If passed, these recommendations would:
“The idea is to make students think harder about whether they’re in the right place and in the right curricula,” Zelnick said.
Each semester there are 4,000 withdrawals at Temple. Zelnick said Temple is at fault for inviting students to make wrong choices by having them pay for full-time tuition. Students take that fifth class on the speculation, he said, that all they have to do is drop it if they’re not doing well.
“This is a sensible strategy,” he said, “but it delays graduation. Temple has a four-year graduation rate of 18 percent. The policy is meant to say to students finish what you started, make progress, graduate early and don’t accumulate debt. We want them to be sensible about their academic choices.”
The committee has proposed the 12 weeks students have to withdraw from classes be cut to nine and the unlimited number of undergraduate withdrawals be limited to five.
“This is for the benefit of the student who wants to go on to grad school,” said Jacqueline Resavage, the University’s Registrar. “Consistent withdrawals look bad on transcripts.”
To receive an incomplete there must be something exceptional that has happened to prevent the student from finishing the course, said Resavage.
Incomplete grade status requires students to make a contract with the instructor and clear the incomplete by finishing the work within one year of the course’s completion date. The contract should entail how the work will be completed and the grade issued, she said.
But a lot of the students with incompletes are not following that route, Resavage said.
Each academic year the University has 2,000 incompletes filed that go unresolved. Resavage says the numbers are so large because many professors aren’t using the contract.
But Zelnick said incompletes are also from students who don’t feel like doing the needed work to complete the course.
“We have students taking them all over the place and not finishing them,” he said. “What happens at the end of the year when the instructor doesn’t turn in a grade? The answer is nothing. Which is incorrect, something should happen.”
To put an end to these large numbers, the committee originally proposed to automatically change the incomplete to a grade of “F,” Zelnick said. But the committee did not want to take away the faculty’s right to determine what the final grade was, so they recommended notifying the faculty member of the incomplete through the Registrar’s office.
So far it hasn’t worked, Zelnick said. The faculty member receives the notification and does nothing because a contract was not made.
With no sanctions against professors and students for having expired incompletes, Resavage said officials plan to remodel the undergraduate policy to mirror the graduate school.
At the graduate level, she said, incompletes not changed to a final grade are treated as a withdrawal and the student has to retake the class to get credit.
Incompletes can be serious trouble come graduation time, Resavage said.

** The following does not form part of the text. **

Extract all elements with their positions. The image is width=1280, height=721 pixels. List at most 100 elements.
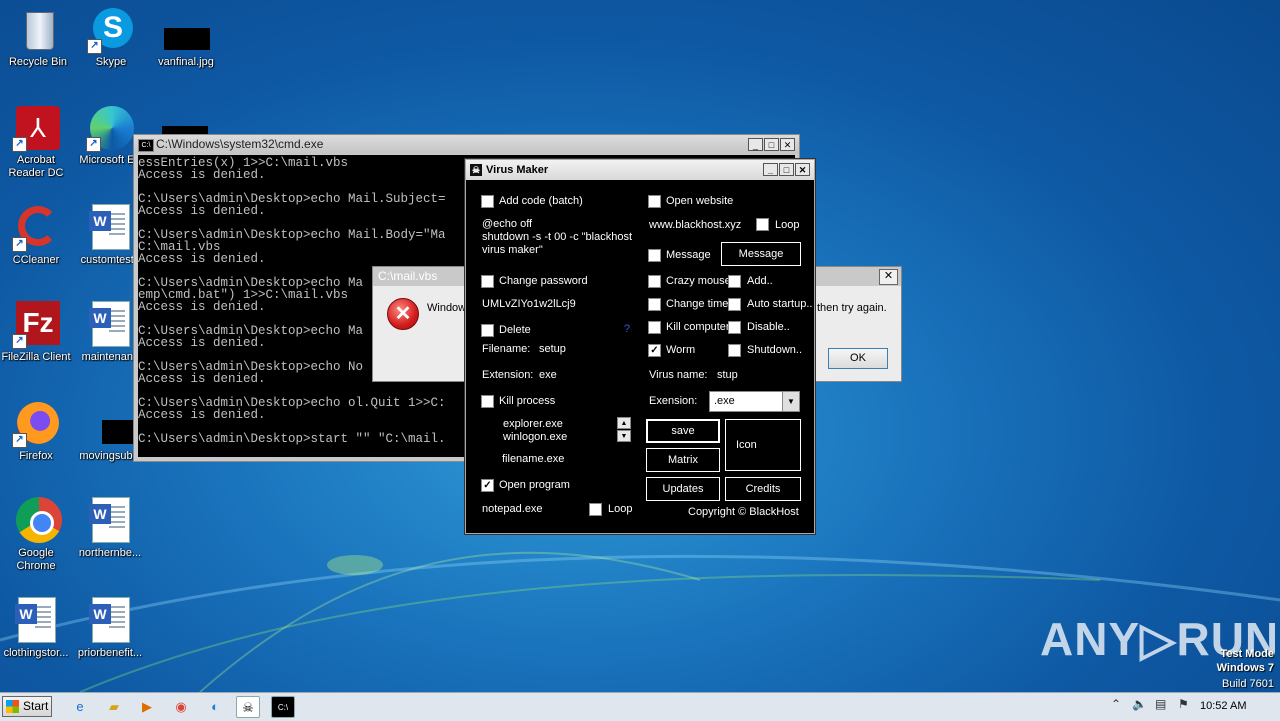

Students should clear up any incomplete grades before applying for graduation because an incomplete can be changed at any time. Even after you graduate it can be changed to an “F” on your transcript, she said.
“Students who are retaking classes to make their GPA look good for medical school are barking up the wrong tree,” Zelnick said. “This is a strategy in error. They’re paying for it in time and money and it’s not getting them where they think they need to go.”
Temple’s policies on retaking courses was changed in the early 1970s to throw out the lowest grade and include all other grades for the course when computing the student’s GPA. In fall 1993 Temple reversed their policy and only counted the best grade for the course.
Temple officials are now proposing a reversal of their initial reversal.
“We have students retaking courses five, six, seven times, sometimes to pass, sometimes to get a better grade,” Zelnick said. “Bad grades sit on the transcript, but aren’t calculated as far as Temple calculates the GPA, but many graduate, law and medical schools will take those retaken classes and recalculate the GPA.”
The recommendations will head to the faculty senate Steering committee at their May meeting and if passed they will move to the floor for a vote.
If the proposal passes, it will not go into effect until it is placed in the undergraduate bulletin for Fall 2003.